Marco D’Eramo: «La governance introduce un modello gestionale d’impresa indipendente dalle finalità dell’istituzione a cui si applica. Qui entrano in gioco i concetti di benchmarking e di best practices. […] Il benchmarking costituisce graduatorie e punteggi, quindi spinge a creare tecniche di gestione, organizzazione del lavoro di assetto aziendale che migliorino la graduatoria e il punteggio; e queste tecniche vengono universalmente chiamate best practices».
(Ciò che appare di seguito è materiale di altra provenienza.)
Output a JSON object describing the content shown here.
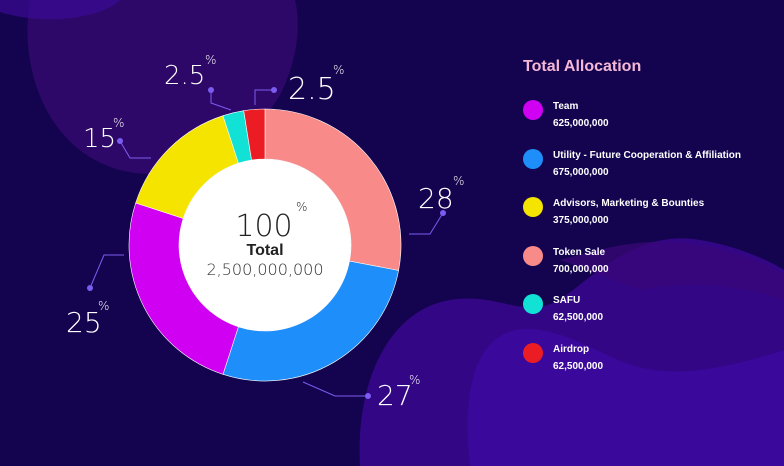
{
  "colors": {
    "background": "#14044f",
    "leader_line": "#7b5cf0",
    "legend_title": "#f4b8d6"
  },
  "chart_data": {
    "type": "pie",
    "donut": true,
    "center": {
      "value": "100",
      "unit": "%",
      "label": "Total",
      "amount": "2,500,000,000"
    },
    "legend_title": "Total Allocation",
    "legend_placement": "right",
    "series": [
      {
        "name": "Token Sale",
        "value": 28,
        "amount": "700,000,000",
        "color": "#f88a8a"
      },
      {
        "name": "Utility - Future Cooperation & Affiliation",
        "value": 27,
        "amount": "675,000,000",
        "color": "#1e8efb"
      },
      {
        "name": "Team",
        "value": 25,
        "amount": "625,000,000",
        "color": "#d000f3"
      },
      {
        "name": "Advisors, Marketing & Bounties",
        "value": 15,
        "amount": "375,000,000",
        "color": "#f4e400"
      },
      {
        "name": "SAFU",
        "value": 2.5,
        "amount": "62,500,000",
        "color": "#12e1d6"
      },
      {
        "name": "Airdrop",
        "value": 2.5,
        "amount": "62,500,000",
        "color": "#ec1c24"
      }
    ],
    "legend_order": [
      2,
      1,
      3,
      0,
      4,
      5
    ],
    "percent_labels": [
      "28",
      "27",
      "25",
      "15",
      "2.5",
      "2.5"
    ],
    "percent_sign": "%"
  }
}
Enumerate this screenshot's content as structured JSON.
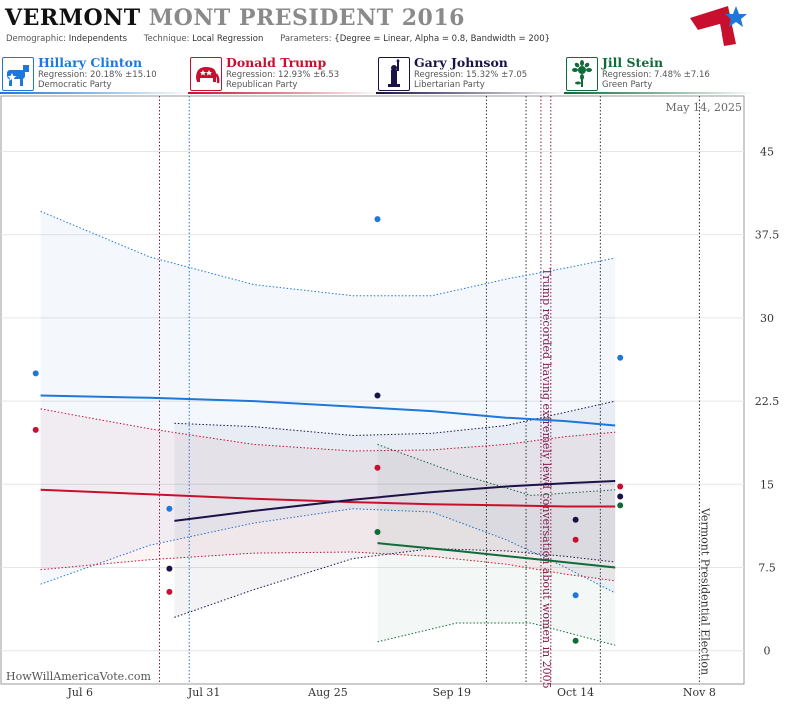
{
  "header": {
    "title_state": "VERMONT",
    "title_rest": "MONT PRESIDENT 2016",
    "demographic_label": "Demographic:",
    "demographic_value": "Independents",
    "technique_label": "Technique:",
    "technique_value": "Local Regression",
    "parameters_label": "Parameters:",
    "parameters_value": "{Degree = Linear, Alpha = 0.8, Bandwidth = 200}"
  },
  "candidates": [
    {
      "name": "Hillary Clinton",
      "regression": "Regression: 20.18% ±15.10",
      "party": "Democratic Party",
      "color": "#1f77d9",
      "icon": "donkey-icon"
    },
    {
      "name": "Donald Trump",
      "regression": "Regression: 12.93% ±6.53",
      "party": "Republican Party",
      "color": "#c8102e",
      "icon": "elephant-icon"
    },
    {
      "name": "Gary Johnson",
      "regression": "Regression: 15.32% ±7.05",
      "party": "Libertarian Party",
      "color": "#1b1247",
      "icon": "liberty-torch-icon"
    },
    {
      "name": "Jill Stein",
      "regression": "Regression: 7.48% ±7.16",
      "party": "Green Party",
      "color": "#0f6b3a",
      "icon": "sunflower-icon"
    }
  ],
  "watermark": "HowWillAmericaVote.com",
  "date_label": "May 14, 2025",
  "chart_data": {
    "type": "line",
    "x_ticks": [
      "Jul 6",
      "Jul 31",
      "Aug 25",
      "Sep 19",
      "Oct 14",
      "Nov 8"
    ],
    "y_ticks": [
      "0",
      "7.5",
      "15",
      "22.5",
      "30",
      "37.5",
      "45"
    ],
    "ylim": [
      -3,
      50
    ],
    "xlim": [
      "2016-06-20",
      "2016-11-17"
    ],
    "grid": true,
    "series": [
      {
        "name": "Hillary Clinton",
        "color": "#1f77d9",
        "fit": [
          [
            "2016-06-28",
            23.0
          ],
          [
            "2016-07-20",
            22.8
          ],
          [
            "2016-08-10",
            22.5
          ],
          [
            "2016-08-30",
            22.0
          ],
          [
            "2016-09-15",
            21.6
          ],
          [
            "2016-09-30",
            21.0
          ],
          [
            "2016-10-12",
            20.7
          ],
          [
            "2016-10-22",
            20.3
          ]
        ],
        "upper": [
          [
            "2016-06-28",
            39.6
          ],
          [
            "2016-07-20",
            35.5
          ],
          [
            "2016-08-10",
            33.0
          ],
          [
            "2016-08-30",
            32.0
          ],
          [
            "2016-09-15",
            32.0
          ],
          [
            "2016-09-30",
            33.5
          ],
          [
            "2016-10-12",
            34.5
          ],
          [
            "2016-10-22",
            35.4
          ]
        ],
        "lower": [
          [
            "2016-06-28",
            6.0
          ],
          [
            "2016-07-20",
            9.5
          ],
          [
            "2016-08-10",
            11.5
          ],
          [
            "2016-08-30",
            12.8
          ],
          [
            "2016-09-15",
            12.5
          ],
          [
            "2016-09-30",
            10.0
          ],
          [
            "2016-10-12",
            7.5
          ],
          [
            "2016-10-22",
            5.2
          ]
        ],
        "points": [
          [
            "2016-06-27",
            25.0
          ],
          [
            "2016-07-24",
            12.8
          ],
          [
            "2016-09-04",
            38.9
          ],
          [
            "2016-10-14",
            5.0
          ],
          [
            "2016-10-23",
            26.4
          ]
        ]
      },
      {
        "name": "Donald Trump",
        "color": "#c8102e",
        "fit": [
          [
            "2016-06-28",
            14.5
          ],
          [
            "2016-07-20",
            14.1
          ],
          [
            "2016-08-10",
            13.7
          ],
          [
            "2016-08-30",
            13.4
          ],
          [
            "2016-09-15",
            13.2
          ],
          [
            "2016-09-30",
            13.1
          ],
          [
            "2016-10-12",
            13.0
          ],
          [
            "2016-10-22",
            13.0
          ]
        ],
        "upper": [
          [
            "2016-06-28",
            21.8
          ],
          [
            "2016-07-20",
            20.0
          ],
          [
            "2016-08-10",
            18.6
          ],
          [
            "2016-08-30",
            18.0
          ],
          [
            "2016-09-15",
            18.1
          ],
          [
            "2016-09-30",
            18.6
          ],
          [
            "2016-10-12",
            19.3
          ],
          [
            "2016-10-22",
            19.7
          ]
        ],
        "lower": [
          [
            "2016-06-28",
            7.3
          ],
          [
            "2016-07-20",
            8.2
          ],
          [
            "2016-08-10",
            8.8
          ],
          [
            "2016-08-30",
            8.9
          ],
          [
            "2016-09-15",
            8.5
          ],
          [
            "2016-09-30",
            7.8
          ],
          [
            "2016-10-12",
            6.9
          ],
          [
            "2016-10-22",
            6.3
          ]
        ],
        "points": [
          [
            "2016-06-27",
            19.9
          ],
          [
            "2016-07-24",
            5.3
          ],
          [
            "2016-09-04",
            16.5
          ],
          [
            "2016-10-14",
            10.0
          ],
          [
            "2016-10-23",
            14.8
          ]
        ]
      },
      {
        "name": "Gary Johnson",
        "color": "#1b1247",
        "fit": [
          [
            "2016-07-25",
            11.7
          ],
          [
            "2016-08-10",
            12.6
          ],
          [
            "2016-08-30",
            13.6
          ],
          [
            "2016-09-15",
            14.3
          ],
          [
            "2016-09-30",
            14.8
          ],
          [
            "2016-10-12",
            15.1
          ],
          [
            "2016-10-22",
            15.3
          ]
        ],
        "upper": [
          [
            "2016-07-25",
            20.5
          ],
          [
            "2016-08-10",
            20.2
          ],
          [
            "2016-08-30",
            19.4
          ],
          [
            "2016-09-15",
            19.6
          ],
          [
            "2016-09-30",
            20.3
          ],
          [
            "2016-10-12",
            21.5
          ],
          [
            "2016-10-22",
            22.5
          ]
        ],
        "lower": [
          [
            "2016-07-25",
            3.0
          ],
          [
            "2016-08-10",
            5.5
          ],
          [
            "2016-08-30",
            8.3
          ],
          [
            "2016-09-15",
            9.2
          ],
          [
            "2016-09-30",
            9.0
          ],
          [
            "2016-10-12",
            8.5
          ],
          [
            "2016-10-22",
            8.0
          ]
        ],
        "points": [
          [
            "2016-07-24",
            7.4
          ],
          [
            "2016-09-04",
            23.0
          ],
          [
            "2016-10-14",
            11.8
          ],
          [
            "2016-10-23",
            13.9
          ]
        ]
      },
      {
        "name": "Jill Stein",
        "color": "#0f6b3a",
        "fit": [
          [
            "2016-09-04",
            9.7
          ],
          [
            "2016-09-20",
            9.0
          ],
          [
            "2016-10-05",
            8.3
          ],
          [
            "2016-10-22",
            7.5
          ]
        ],
        "upper": [
          [
            "2016-09-04",
            18.6
          ],
          [
            "2016-09-20",
            16.0
          ],
          [
            "2016-10-05",
            14.0
          ],
          [
            "2016-10-22",
            14.5
          ]
        ],
        "lower": [
          [
            "2016-09-04",
            0.8
          ],
          [
            "2016-09-20",
            2.5
          ],
          [
            "2016-10-05",
            2.5
          ],
          [
            "2016-10-22",
            0.5
          ]
        ],
        "points": [
          [
            "2016-09-04",
            10.7
          ],
          [
            "2016-10-14",
            0.9
          ],
          [
            "2016-10-23",
            13.1
          ]
        ]
      }
    ],
    "events": [
      {
        "date": "2016-10-07",
        "label": "Trump recorded having extremely lewd conversation about women in 2005",
        "color": "#8b1a4a"
      },
      {
        "date": "2016-11-08",
        "label": "Vermont Presidential Election",
        "color": "#333333"
      }
    ],
    "debate_lines": [
      {
        "date": "2016-07-22",
        "color": "#8b1a4a"
      },
      {
        "date": "2016-07-28",
        "color": "#1f77d9"
      },
      {
        "date": "2016-09-26",
        "color": "#333333"
      },
      {
        "date": "2016-10-04",
        "color": "#333333"
      },
      {
        "date": "2016-10-09",
        "color": "#8b1a4a"
      },
      {
        "date": "2016-10-19",
        "color": "#333333"
      }
    ]
  }
}
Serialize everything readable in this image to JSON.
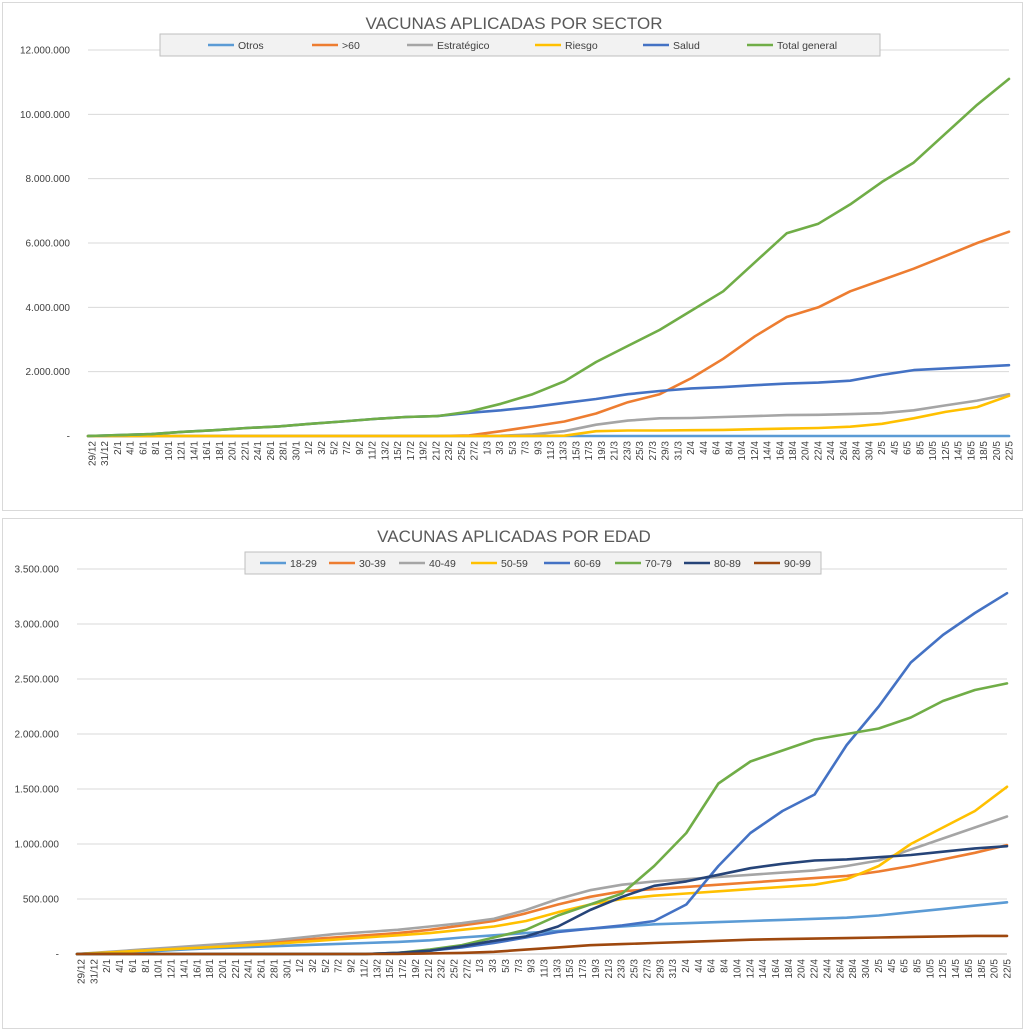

Wendy Brown «Una premessa chiave del benchmarking è che le best practices possono essere esportate da un’industria o da un settore all’altro e che le migliori riforme avranno luogo adattando in modo creativo pratiche da un campo all’altro. La presunta intercambiabilità dei processi e delle pratiche […] hanno parecchie implicazioni […]. In primo luogo, nel benchmarking le pratiche sono separate dai prodotti. Si ritiene che produttività, riduzione dei costi, o soddisfazione del consumatore siano inerenti alle pratiche indipendentemente da ciò che è prodotto, generato o distribuito. Questo permette a pratiche del settore privato di spostarsi prontamente al settore pubblico; permette per esempio che strutture educative e sanitarie siano trasformate da pratiche sviluppate nell’industria aeronautica o dei computer. In secondo luogo, la ragione per cui le pratiche sono separabili dai prodotti e trasferibili è che lo scopo ultimo di ogni e qualunque organizzazione è presunto essere lo stesso: vantaggio competitivo in un dato mercato».
Già dopo questi pochi passi sulla via breve al sociale ci possiamo rendere conto di come l’errore di pensiero neoliberista applicato al sociale richieda una soluzione strutturale immediata: istituire la raccolta differenziata del sociale tridimensionale.
Il Parlamento deve legiferare il passaggio, così come ha già fatto per i rifiuti urbani, a un sistema sociale che faccia la raccolta differenziata dei rifiuti sociali economici, politici e culturali.
Come sulle nostre strade vediamo un cassonetto per la raccolta differenziata della plastica, uno per l’umido e uno per la carta, così leggi parlamentari e regolamenti devono prevedere per il cassonetto Mercato la raccolta dei rifiuti solo economici, per il cassonetto Stato quelli solo politici e per il cassonetto Scuola solo quelli culturali.